After a tiring practical test at OOP, Rares is faced with a new challenge. He has to solve the following problem, otherwise he will fail the Programming class.

Let $v$ be an array of $n$ non-negative integers. Find the maximum value of $(v_i \oplus v_j) \times (v_k + v_l)$, where $1 \le i < j < k < l \le n$. Here $\oplus$ represents the bitwise xor operation.

Help Rares save his GPA!

Input data

The first line of the input contains $n$ ($4 \le n \le 200 \ 000$), the size of the given array.

The next line contains $n$ non-negative integers $v_1$, $v_2$, $\dots$, $v_n$ ($0 \le v_i \le 2^{30}-1$).

Output data

Output a single number, the maximum value of $(v_i \oplus v_j) \times (v_k + v_l)$, where $1 \le i < j < k < l \le n$.

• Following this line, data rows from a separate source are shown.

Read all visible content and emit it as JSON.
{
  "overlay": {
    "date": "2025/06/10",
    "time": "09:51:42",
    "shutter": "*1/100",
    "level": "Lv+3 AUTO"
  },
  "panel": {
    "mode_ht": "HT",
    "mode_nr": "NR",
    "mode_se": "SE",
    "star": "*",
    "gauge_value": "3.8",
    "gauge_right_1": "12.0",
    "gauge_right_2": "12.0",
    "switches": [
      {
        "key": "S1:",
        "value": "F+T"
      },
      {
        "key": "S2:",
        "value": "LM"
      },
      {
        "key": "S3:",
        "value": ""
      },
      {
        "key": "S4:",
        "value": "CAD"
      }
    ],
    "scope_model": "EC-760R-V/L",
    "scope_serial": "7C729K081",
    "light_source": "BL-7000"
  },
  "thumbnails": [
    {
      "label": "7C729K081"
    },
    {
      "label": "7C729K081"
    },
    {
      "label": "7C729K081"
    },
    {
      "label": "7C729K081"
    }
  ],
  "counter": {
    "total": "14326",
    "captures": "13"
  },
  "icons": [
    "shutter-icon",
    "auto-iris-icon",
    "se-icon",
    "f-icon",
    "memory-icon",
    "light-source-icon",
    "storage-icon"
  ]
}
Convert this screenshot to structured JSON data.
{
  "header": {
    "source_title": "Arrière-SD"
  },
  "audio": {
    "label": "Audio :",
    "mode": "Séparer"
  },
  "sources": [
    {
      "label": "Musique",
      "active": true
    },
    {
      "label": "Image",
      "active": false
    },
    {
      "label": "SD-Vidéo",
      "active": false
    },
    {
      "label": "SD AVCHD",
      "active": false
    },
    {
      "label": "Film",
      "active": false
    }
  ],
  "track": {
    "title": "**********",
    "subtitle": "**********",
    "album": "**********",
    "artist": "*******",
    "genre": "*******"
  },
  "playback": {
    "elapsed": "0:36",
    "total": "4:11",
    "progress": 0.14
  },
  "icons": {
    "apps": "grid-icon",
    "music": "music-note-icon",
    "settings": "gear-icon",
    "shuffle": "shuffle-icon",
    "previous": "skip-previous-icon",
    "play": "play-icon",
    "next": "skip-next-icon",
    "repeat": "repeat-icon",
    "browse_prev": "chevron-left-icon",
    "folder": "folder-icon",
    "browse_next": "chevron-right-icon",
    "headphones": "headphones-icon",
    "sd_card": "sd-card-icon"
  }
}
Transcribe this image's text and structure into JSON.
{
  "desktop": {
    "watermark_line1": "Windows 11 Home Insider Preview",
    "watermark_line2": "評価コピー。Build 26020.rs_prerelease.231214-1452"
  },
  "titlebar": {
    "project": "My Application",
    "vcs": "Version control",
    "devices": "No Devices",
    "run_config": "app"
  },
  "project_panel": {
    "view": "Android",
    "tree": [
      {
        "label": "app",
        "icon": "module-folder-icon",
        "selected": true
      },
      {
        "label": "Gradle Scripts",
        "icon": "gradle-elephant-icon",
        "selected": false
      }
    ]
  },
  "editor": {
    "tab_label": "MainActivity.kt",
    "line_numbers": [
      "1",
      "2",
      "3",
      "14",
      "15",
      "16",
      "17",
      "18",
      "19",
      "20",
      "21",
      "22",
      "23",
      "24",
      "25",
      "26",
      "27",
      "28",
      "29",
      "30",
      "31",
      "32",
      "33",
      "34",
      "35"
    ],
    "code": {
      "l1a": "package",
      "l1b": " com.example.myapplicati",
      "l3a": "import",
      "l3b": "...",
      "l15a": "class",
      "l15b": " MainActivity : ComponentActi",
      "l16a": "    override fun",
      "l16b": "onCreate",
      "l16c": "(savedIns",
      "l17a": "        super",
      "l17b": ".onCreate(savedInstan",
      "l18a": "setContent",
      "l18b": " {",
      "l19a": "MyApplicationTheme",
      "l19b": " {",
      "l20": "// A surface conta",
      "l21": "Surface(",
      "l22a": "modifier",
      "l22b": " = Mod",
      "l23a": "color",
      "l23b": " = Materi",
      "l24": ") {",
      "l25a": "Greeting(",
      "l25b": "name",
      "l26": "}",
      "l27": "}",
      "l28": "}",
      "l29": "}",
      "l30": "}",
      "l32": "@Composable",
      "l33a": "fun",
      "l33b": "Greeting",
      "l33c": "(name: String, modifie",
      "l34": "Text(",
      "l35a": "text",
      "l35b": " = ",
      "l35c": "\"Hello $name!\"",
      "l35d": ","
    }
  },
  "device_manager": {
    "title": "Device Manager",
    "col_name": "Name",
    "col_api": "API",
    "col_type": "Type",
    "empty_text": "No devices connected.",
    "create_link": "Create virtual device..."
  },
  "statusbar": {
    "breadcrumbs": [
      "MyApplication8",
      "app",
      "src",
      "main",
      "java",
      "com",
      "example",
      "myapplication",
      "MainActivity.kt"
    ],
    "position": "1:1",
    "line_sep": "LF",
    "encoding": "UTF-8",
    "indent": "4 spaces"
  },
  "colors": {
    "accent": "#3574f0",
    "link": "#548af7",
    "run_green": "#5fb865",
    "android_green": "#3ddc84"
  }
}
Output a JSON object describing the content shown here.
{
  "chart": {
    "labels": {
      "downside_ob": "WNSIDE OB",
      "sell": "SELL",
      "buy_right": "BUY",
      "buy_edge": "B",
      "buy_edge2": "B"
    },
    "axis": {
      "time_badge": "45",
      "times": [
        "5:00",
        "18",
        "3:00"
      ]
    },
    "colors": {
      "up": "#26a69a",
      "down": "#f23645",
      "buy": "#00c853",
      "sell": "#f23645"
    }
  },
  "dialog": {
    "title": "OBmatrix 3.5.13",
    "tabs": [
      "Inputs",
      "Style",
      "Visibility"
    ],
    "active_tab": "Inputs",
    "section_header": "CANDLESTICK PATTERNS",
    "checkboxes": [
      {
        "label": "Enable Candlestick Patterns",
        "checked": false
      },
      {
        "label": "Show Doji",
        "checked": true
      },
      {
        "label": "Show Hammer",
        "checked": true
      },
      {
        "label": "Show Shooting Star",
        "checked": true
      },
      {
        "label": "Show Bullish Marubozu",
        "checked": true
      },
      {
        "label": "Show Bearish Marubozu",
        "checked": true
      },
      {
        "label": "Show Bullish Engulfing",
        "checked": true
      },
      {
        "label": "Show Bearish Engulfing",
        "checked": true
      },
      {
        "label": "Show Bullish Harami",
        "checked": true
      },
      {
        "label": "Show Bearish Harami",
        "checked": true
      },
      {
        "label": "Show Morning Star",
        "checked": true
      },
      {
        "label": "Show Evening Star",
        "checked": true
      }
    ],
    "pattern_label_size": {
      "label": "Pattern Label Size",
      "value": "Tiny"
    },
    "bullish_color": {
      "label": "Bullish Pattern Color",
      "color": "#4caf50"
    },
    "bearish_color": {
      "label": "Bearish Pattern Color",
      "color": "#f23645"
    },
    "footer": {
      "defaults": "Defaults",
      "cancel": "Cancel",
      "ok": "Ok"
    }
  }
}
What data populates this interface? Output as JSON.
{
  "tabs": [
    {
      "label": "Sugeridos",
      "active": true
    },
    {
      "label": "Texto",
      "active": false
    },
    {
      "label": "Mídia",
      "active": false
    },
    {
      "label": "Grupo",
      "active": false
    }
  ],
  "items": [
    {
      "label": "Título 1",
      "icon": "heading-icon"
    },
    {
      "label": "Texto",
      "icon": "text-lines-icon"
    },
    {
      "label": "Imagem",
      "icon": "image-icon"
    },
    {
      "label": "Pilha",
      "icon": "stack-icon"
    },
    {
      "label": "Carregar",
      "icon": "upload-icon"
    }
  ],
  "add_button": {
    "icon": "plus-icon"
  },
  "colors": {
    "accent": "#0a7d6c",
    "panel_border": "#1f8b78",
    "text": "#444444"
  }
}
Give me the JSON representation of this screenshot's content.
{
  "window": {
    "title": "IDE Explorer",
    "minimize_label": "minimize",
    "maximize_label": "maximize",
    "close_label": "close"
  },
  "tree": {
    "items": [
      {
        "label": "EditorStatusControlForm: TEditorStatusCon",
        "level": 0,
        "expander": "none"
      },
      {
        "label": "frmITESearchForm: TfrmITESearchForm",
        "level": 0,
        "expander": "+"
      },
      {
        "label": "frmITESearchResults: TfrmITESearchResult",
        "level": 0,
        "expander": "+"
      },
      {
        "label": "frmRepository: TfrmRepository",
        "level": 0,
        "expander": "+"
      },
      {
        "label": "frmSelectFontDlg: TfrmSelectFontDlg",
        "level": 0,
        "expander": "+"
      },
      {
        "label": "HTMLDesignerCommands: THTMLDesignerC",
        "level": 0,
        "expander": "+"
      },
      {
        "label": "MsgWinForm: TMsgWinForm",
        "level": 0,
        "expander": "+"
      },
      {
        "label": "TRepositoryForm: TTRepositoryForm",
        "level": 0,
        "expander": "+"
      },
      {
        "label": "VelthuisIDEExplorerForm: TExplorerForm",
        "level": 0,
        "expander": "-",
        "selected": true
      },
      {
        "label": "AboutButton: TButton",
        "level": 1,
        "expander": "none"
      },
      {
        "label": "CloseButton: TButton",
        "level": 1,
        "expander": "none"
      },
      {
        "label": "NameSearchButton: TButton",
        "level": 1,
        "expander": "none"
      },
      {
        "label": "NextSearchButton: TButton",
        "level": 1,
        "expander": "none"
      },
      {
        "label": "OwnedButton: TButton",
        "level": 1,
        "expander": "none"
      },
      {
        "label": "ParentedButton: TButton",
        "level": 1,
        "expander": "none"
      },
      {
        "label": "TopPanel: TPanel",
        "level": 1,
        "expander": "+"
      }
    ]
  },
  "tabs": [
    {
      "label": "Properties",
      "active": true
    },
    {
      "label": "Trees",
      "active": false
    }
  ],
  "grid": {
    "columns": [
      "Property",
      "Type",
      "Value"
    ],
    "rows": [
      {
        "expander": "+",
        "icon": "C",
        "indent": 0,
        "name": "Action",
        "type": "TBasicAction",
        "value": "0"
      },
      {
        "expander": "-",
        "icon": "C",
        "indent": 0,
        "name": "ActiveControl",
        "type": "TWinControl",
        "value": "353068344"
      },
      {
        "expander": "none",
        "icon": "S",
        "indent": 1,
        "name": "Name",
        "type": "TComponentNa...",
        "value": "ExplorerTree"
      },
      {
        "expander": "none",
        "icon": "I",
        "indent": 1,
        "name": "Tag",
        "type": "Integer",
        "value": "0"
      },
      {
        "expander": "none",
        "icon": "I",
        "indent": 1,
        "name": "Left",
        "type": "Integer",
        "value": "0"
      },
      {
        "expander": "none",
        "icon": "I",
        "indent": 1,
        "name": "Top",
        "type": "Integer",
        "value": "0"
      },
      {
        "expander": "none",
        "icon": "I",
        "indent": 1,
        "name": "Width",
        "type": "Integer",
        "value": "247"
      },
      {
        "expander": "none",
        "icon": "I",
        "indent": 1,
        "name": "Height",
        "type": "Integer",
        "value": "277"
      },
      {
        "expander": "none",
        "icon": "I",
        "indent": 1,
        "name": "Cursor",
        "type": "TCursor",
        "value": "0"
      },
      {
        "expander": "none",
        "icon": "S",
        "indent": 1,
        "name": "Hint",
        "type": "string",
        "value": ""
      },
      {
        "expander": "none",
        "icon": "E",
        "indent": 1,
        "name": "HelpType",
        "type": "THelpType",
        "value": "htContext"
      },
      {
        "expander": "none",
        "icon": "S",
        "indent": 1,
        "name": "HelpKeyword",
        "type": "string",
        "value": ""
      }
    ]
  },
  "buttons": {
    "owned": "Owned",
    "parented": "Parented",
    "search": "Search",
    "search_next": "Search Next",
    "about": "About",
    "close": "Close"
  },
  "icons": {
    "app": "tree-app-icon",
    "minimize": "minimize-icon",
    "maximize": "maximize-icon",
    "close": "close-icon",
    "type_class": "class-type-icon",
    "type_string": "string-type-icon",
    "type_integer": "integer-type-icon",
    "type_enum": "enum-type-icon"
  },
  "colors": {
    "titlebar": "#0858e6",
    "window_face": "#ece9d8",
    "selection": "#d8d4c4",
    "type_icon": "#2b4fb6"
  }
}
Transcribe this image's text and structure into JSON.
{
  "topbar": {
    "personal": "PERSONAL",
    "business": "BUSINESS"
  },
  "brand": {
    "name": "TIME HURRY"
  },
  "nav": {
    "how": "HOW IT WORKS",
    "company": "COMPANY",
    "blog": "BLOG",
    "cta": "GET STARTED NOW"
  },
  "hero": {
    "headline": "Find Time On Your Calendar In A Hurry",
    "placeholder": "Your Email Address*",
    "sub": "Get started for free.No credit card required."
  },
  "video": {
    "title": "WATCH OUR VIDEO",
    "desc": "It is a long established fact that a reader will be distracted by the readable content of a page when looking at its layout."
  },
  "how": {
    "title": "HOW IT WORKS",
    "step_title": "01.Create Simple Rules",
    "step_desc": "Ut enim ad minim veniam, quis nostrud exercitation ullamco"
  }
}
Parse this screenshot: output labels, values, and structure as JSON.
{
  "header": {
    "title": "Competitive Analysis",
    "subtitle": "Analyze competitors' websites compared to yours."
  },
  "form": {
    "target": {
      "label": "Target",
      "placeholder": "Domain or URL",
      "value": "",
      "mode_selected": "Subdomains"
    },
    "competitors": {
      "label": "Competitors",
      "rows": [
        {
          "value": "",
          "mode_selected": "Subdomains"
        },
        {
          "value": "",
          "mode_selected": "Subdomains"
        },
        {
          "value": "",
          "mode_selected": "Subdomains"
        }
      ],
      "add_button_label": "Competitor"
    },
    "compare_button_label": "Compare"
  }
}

Constraints and clarifications

• For $20$ points, it is guaranteed that $n \le 200$;
• For another $20$ points, it is guaranteed that $n \le 2 \ 000$;
• For the last $60$ points, we have $n \leq 200 \ 000$;

Example 1

stdin

6
12 42 2 0 145 7

stdout

6384

Explanation

Rares chooses $i=2$, $j=4$, $k=5$, $l=6$. The value is $(42 \oplus 0) \times (145 + 7) = 6384$.